Currently, the world’s largest economy is only allowed to borrow a maximum of $28.5 trillion. That’s a lot of money, but the U.S. exhausted this limit some time ago. Therefore, a last-minute increase in the debt ceiling by Congress is necessary to avert a default on its debt.
In an opinion piece in the Wall Street Journal, Yellen wrote that if the U.S. could not meet its obligations, it would trigger a historic financial crisis. “We would emerge from this crisis as a permanently weakened nation.”
U.S. creditworthiness has been a strategic advantage so far, she said, adding that it would be “irresponsible” to put that at risk. Especially so as the economy and labor market are still recovering from the effects of the pandemic.
So Far, No Agreement in Congress. Tremors Continue
Yellen issued an initial warning about the debt ceiling in July. So far Republicans and Democrats have been unable to reach an agreement on raising the limit. The Democrats control the House of Representatives and the White House, but in the Senate they depend on Republican support.
By repeating the Treasury Department’s earlier warning, Yellen is hoping to bring more urgency to the issue. She emphasized the severe consequences that a default would have. A crisis triggered by a U.S. default would worsen the economic damage from the ongoing Corona pandemic, roiling markets and plunging the U.S. economy into recession. Millions of jobs would be lost, and interest rates would rise permanently.
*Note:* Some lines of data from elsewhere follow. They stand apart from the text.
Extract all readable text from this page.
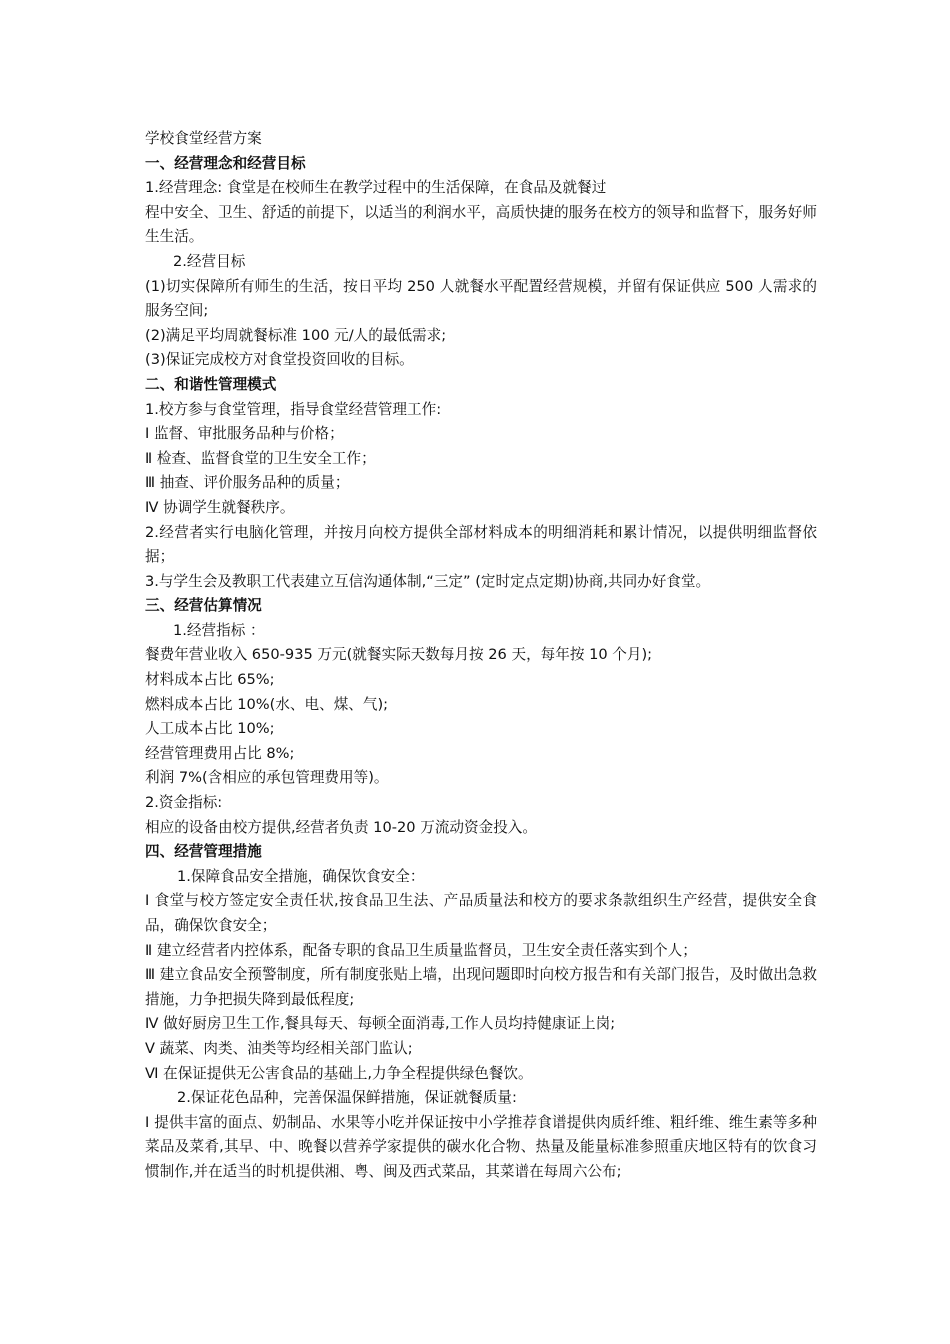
学校食堂经营方案
一、经营理念和经营目标
1.经营理念: 食堂是在校师生在教学过程中的生活保障，在食品及就餐过
程中安全、卫生、舒适的前提下，以适当的利润水平，高质快捷的服务在校方的领导和监督下，服务好师生生活。
2.经营目标
(1)切实保障所有师生的生活，按日平均 250 人就餐水平配置经营规模，并留有保证供应 500 人需求的服务空间;
(2)满足平均周就餐标准 100 元/人的最低需求;
(3)保证完成校方对食堂投资回收的目标。
二、和谐性管理模式
1.校方参与食堂管理，指导食堂经营管理工作:
Ⅰ 监督、审批服务品种与价格；
Ⅱ 检查、监督食堂的卫生安全工作；
Ⅲ 抽查、评价服务品种的质量；
Ⅳ 协调学生就餐秩序。
2.经营者实行电脑化管理，并按月向校方提供全部材料成本的明细消耗和累计情况，以提供明细监督依据；
3.与学生会及教职工代表建立互信沟通体制,“三定” (定时定点定期)协商,共同办好食堂。
三、经营估算情况
1.经营指标 ：
餐费年营业收入 650-935 万元(就餐实际天数每月按 26 天，每年按 10 个月);
材料成本占比 65%;
燃料成本占比 10%(水、电、煤、气);
人工成本占比 10%;
经营管理费用占比 8%;
利润 7%(含相应的承包管理费用等)。
2.资金指标:
相应的设备由校方提供,经营者负责 10-20 万流动资金投入。
四、经营管理措施
1.保障食品安全措施，确保饮食安全：
Ⅰ 食堂与校方签定安全责任状,按食品卫生法、产品质量法和校方的要求条款组织生产经营，提供安全食品，确保饮食安全；
Ⅱ 建立经营者内控体系，配备专职的食品卫生质量监督员，卫生安全责任落实到个人；
Ⅲ 建立食品安全预警制度，所有制度张贴上墙，出现问题即时向校方报告和有关部门报告，及时做出急救措施，力争把损失降到最低程度;
Ⅳ 做好厨房卫生工作,餐具每天、每顿全面消毒,工作人员均持健康证上岗;
Ⅴ 蔬菜、肉类、油类等均经相关部门监认;
Ⅵ 在保证提供无公害食品的基础上,力争全程提供绿色餐饮。
2.保证花色品种，完善保温保鲜措施，保证就餐质量:
Ⅰ 提供丰富的面点、奶制品、水果等小吃并保证按中小学推荐食谱提供肉质纤维、粗纤维、维生素等多种菜品及菜肴,其早、中、晚餐以营养学家提供的碳水化合物、热量及能量标准参照重庆地区特有的饮食习惯制作,并在适当的时机提供湘、粤、闽及西式菜品，其菜谱在每周六公布;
Yellen did not give a specific date for a possible default, but let slip that it could be as early as October, when the Treasury is expected to exhaust its payment reserves and extraordinary borrowing capacity under the $28.4 trillion limit.
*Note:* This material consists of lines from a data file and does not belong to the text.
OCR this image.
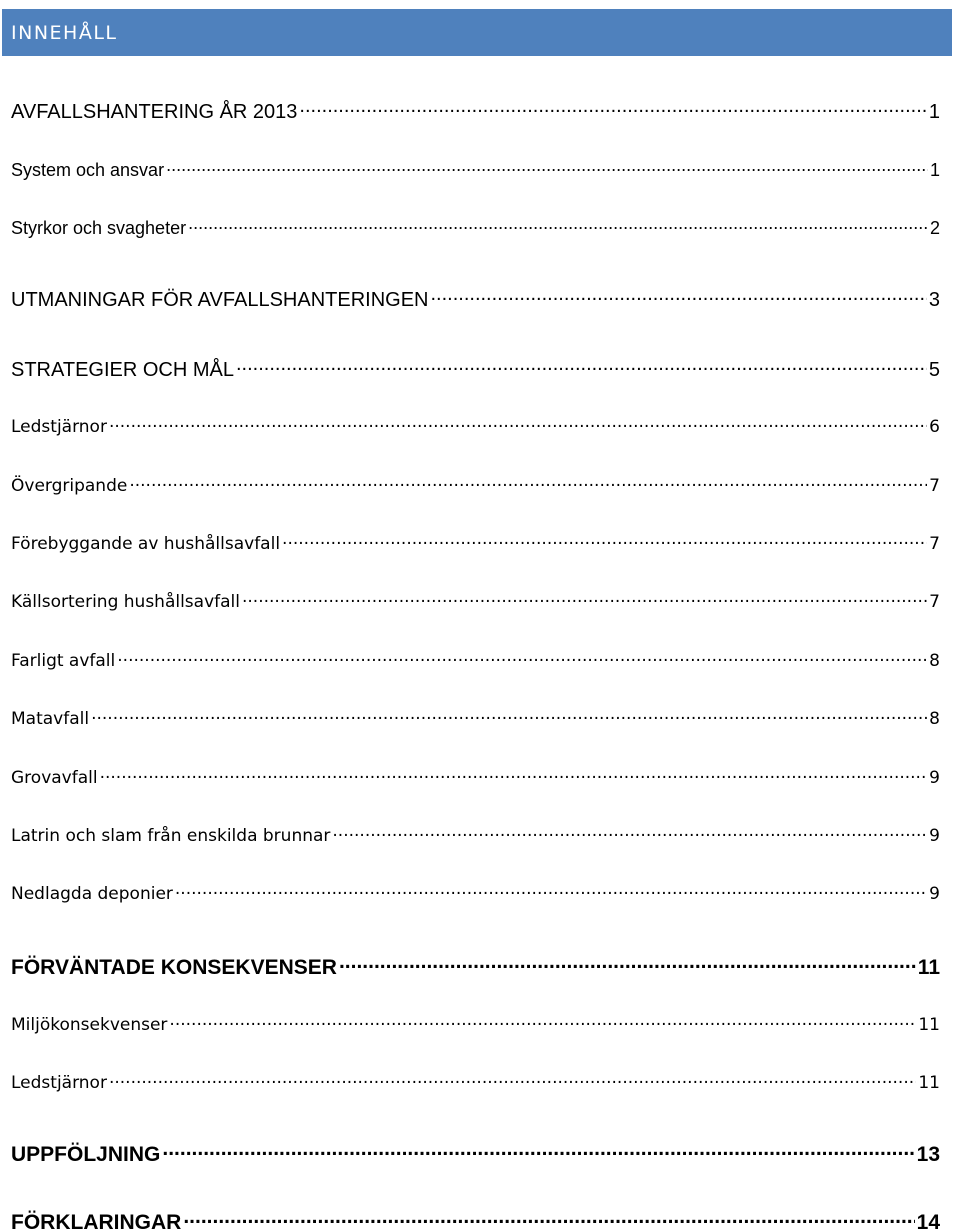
INNEHÅLL
AVFALLSHANTERING ÅR 2013 .....	1
System och ansvar .....	1
Styrkor och svagheter .....	2
UTMANINGAR FÖR AVFALLSHANTERINGEN .....	3
STRATEGIER OCH MÅL .....	5
Ledstjärnor .....	6
Övergripande .....	7
Förebyggande av hushållsavfall .....	7
Källsortering hushållsavfall .....	7
Farligt avfall .....	8
Matavfall .....	8
Grovavfall .....	9
Latrin och slam från enskilda brunnar .....	9
Nedlagda deponier .....	9
FÖRVÄNTADE KONSEKVENSER .....	11
Miljökonsekvenser .....	11
Ledstjärnor .....	11
UPPFÖLJNING .....	13
FÖRKLARINGAR .....	14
Germany Also in Debt Quagmire
If this were indeed to happen, the effects would be felt around the globe, especially since Germany’s national budget is also worryingly deep in the red. The financial rescue packages to contain the economic consequences of the COVID-19 pandemic and the associated tax shortfalls have caused Germany’s debt mountain to grow enormously.
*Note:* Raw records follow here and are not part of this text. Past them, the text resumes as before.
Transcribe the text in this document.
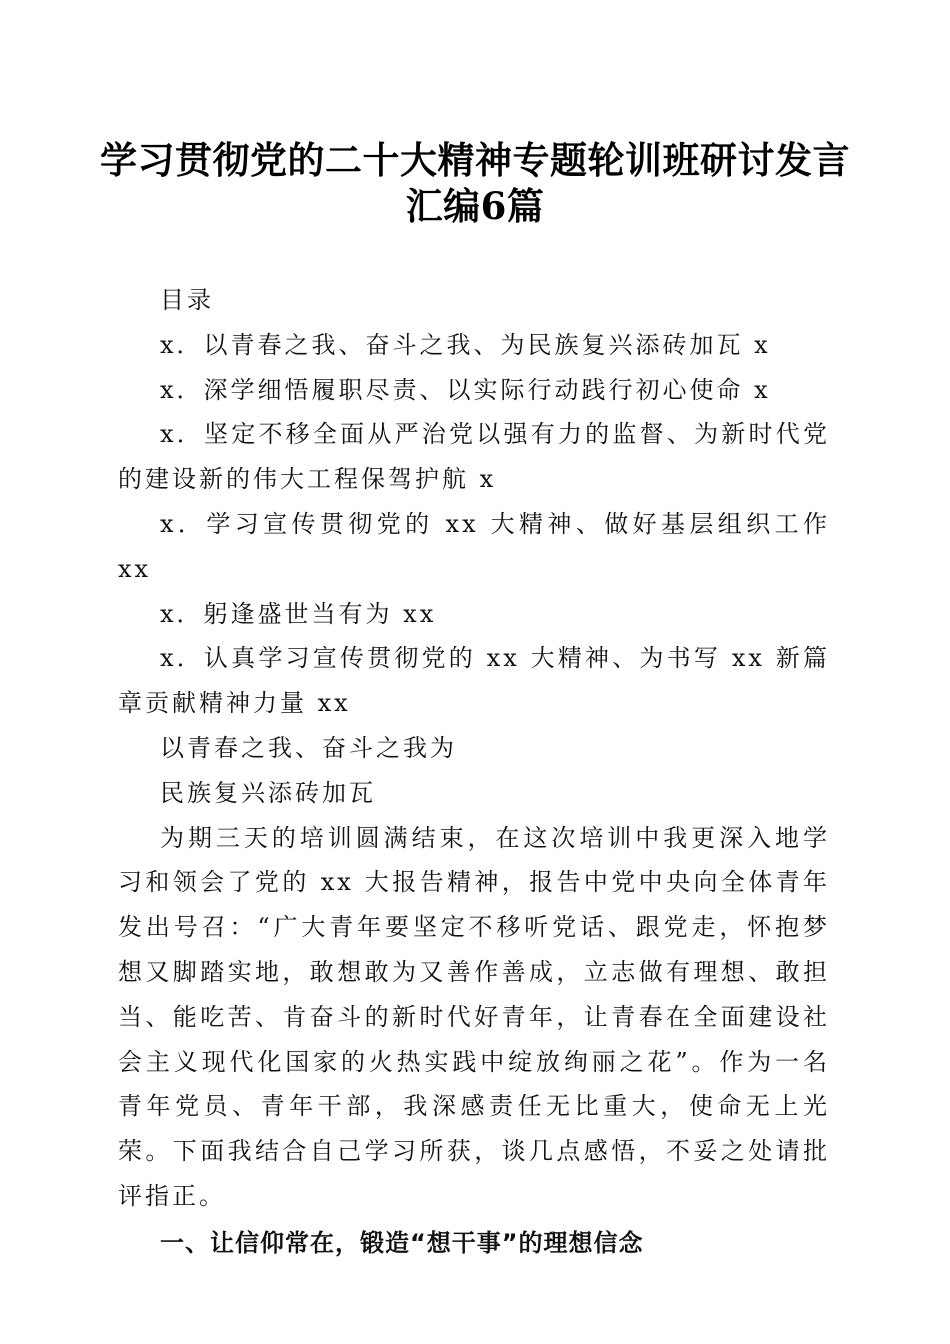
学习贯彻党的二十大精神专题轮训班研讨发言
汇编6篇

目录

x．以青春之我、奋斗之我、为民族复兴添砖加瓦 x

x．深学细悟履职尽责、以实际行动践行初心使命 x

x．坚定不移全面从严治党以强有力的监督、为新时代党的建设新的伟大工程保驾护航 x

x．学习宣传贯彻党的 xx 大精神、做好基层组织工作 xx

x．躬逢盛世当有为 xx

x．认真学习宣传贯彻党的 xx 大精神、为书写 xx 新篇章贡献精神力量 xx

以青春之我、奋斗之我为

民族复兴添砖加瓦

为期三天的培训圆满结束，在这次培训中我更深入地学习和领会了党的 xx 大报告精神，报告中党中央向全体青年发出号召：“广大青年要坚定不移听党话、跟党走，怀抱梦想又脚踏实地，敢想敢为又善作善成，立志做有理想、敢担当、能吃苦、肯奋斗的新时代好青年，让青春在全面建设社会主义现代化国家的火热实践中绽放绚丽之花”。作为一名青年党员、青年干部，我深感责任无比重大，使命无上光荣。下面我结合自己学习所获，谈几点感悟，不妥之处请批评指正。

一、让信仰常在，锻造“想干事”的理想信念
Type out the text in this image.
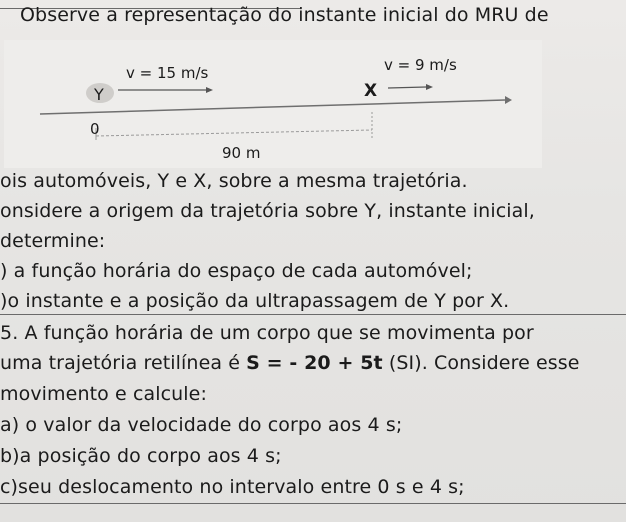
Observe a representação do instante inicial do MRU de
Y	X
v = 15 m/s	v = 9 m/s
0
90 m
ois automóveis, Y e X, sobre a mesma trajetória.
onsidere a origem da trajetória sobre Y, instante inicial,
determine:
) a função horária do espaço de cada automóvel;
)o instante e a posição da ultrapassagem de Y por X.
5. A função horária de um corpo que se movimenta por
uma trajetória retilínea é S = - 20 + 5t (SI). Considere esse
movimento e calcule:
a) o valor da velocidade do corpo aos 4 s;
b)a posição do corpo aos 4 s;
c)seu deslocamento no intervalo entre 0 s e 4 s;
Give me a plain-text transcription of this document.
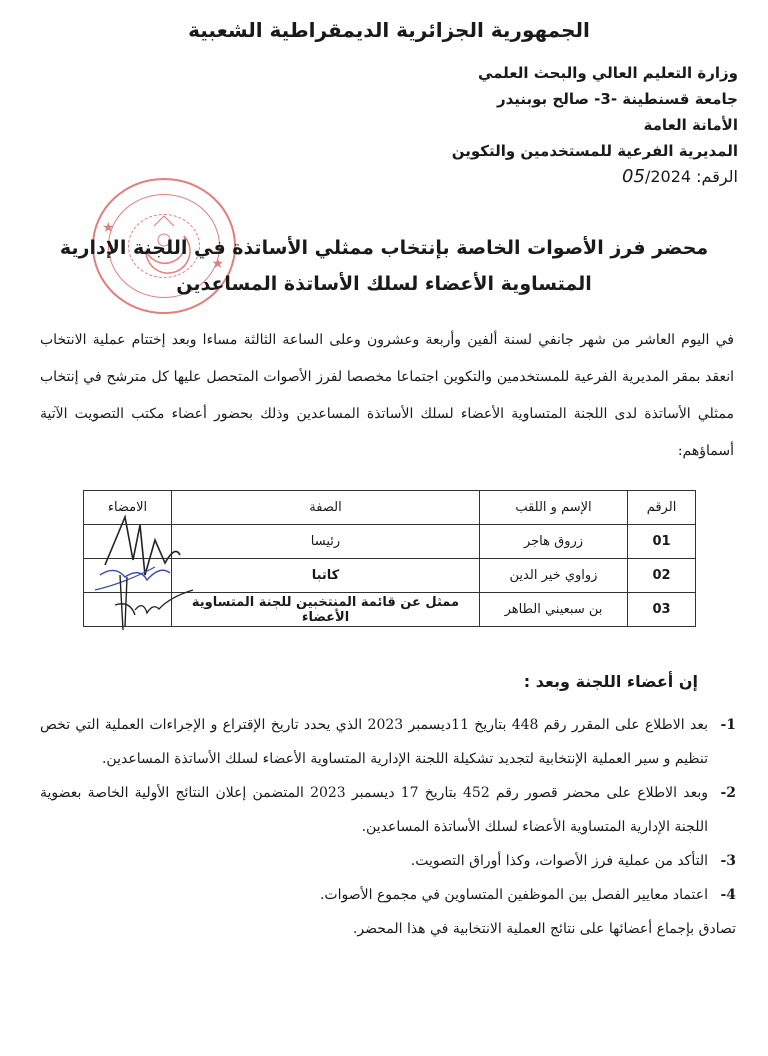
الجمهورية الجزائرية الديمقراطية الشعبية
وزارة التعليم العالي والبحث العلمي
جامعة قسنطينة -3- صالح بوبنيدر
الأمانة العامة
المديرية الفرعية للمستخدمين والتكوين
الرقم: 05/2024
★
★
محضر فرز الأصوات الخاصة بإنتخاب ممثلي الأساتذة في اللجنة الإدارية
المتساوية الأعضاء لسلك الأساتذة المساعدين
في اليوم العاشر من شهر جانفي لسنة ألفين وأربعة وعشرون وعلى الساعة الثالثة مساءا وبعد إختتام عملية الانتخاب انعقد بمقر المديرية الفرعية للمستخدمين والتكوين اجتماعا مخصصا لفرز الأصوات المتحصل عليها كل مترشح في إنتخاب ممثلي الأساتذة لدى اللجنة المتساوية الأعضاء لسلك الأساتذة المساعدين وذلك بحضور أعضاء مكتب التصويت الآتية أسماؤهم:
الرقم	الإسم و اللقب	الصفة	الامضاء
01	زروق هاجر	رئيسا	
02	زواوي خير الدين	كاتبا	
03	بن سبعيني الطاهر	ممثل عن قائمة المنتخبين للجنة المتساوية الأعضاء	
إن أعضاء اللجنة وبعد :
1-
بعد الاطلاع على المقرر رقم 448 بتاريخ 11ديسمبر 2023 الذي يحدد تاريخ الإقتراع و الإجراءات العملية التي تخص تنظيم و سير العملية الإنتخابية لتجديد تشكيلة اللجنة الإدارية المتساوية الأعضاء لسلك الأساتذة المساعدين.
2-
وبعد الاطلاع على محضر قصور رقم 452 بتاريخ 17 ديسمبر 2023 المتضمن إعلان النتائج الأولية الخاصة بعضوية اللجنة الإدارية المتساوية الأعضاء لسلك الأساتذة المساعدين.
3-
التأكد من عملية فرز الأصوات، وكذا أوراق التصويت.
4-
اعتماد معايير الفصل بين الموظفين المتساوين في مجموع الأصوات.
تصادق بإجماع أعضائها على نتائج العملية الانتخابية في هذا المحضر.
“The measures to combat the COVID-19 pandemic has led to the second largest deficit in the first half of the year since German unification in 1991,” commented Stefan Hauf of the Federal Statistical Office. The debt level has grown from 60% to 71% of GDP.
Compared to the U.S., this is admittedly low, because on the other side of the Atlantic, the debt is likely to exceed economic output this year, i.e., the U.S.’s debt-to-GDP ratio will be over 100 percent.
However, there is no question that Germany (like the USA) has a debt problem. That is why the European Central Bank, for example, continues to maintain its ultra-loose monetary policy. Higher interest rates would ultimately mean that debt servicing would also become more expensive. Some EU countries would then be threatened with default very quickly.
Basically, this global debt quagmire concerns us all, because debt – as well as zero and negative interest rates – threaten the assets of every individual. That’s why it’s important to develop your own strategy, independent of politics and governments, to protect and grow your wealth.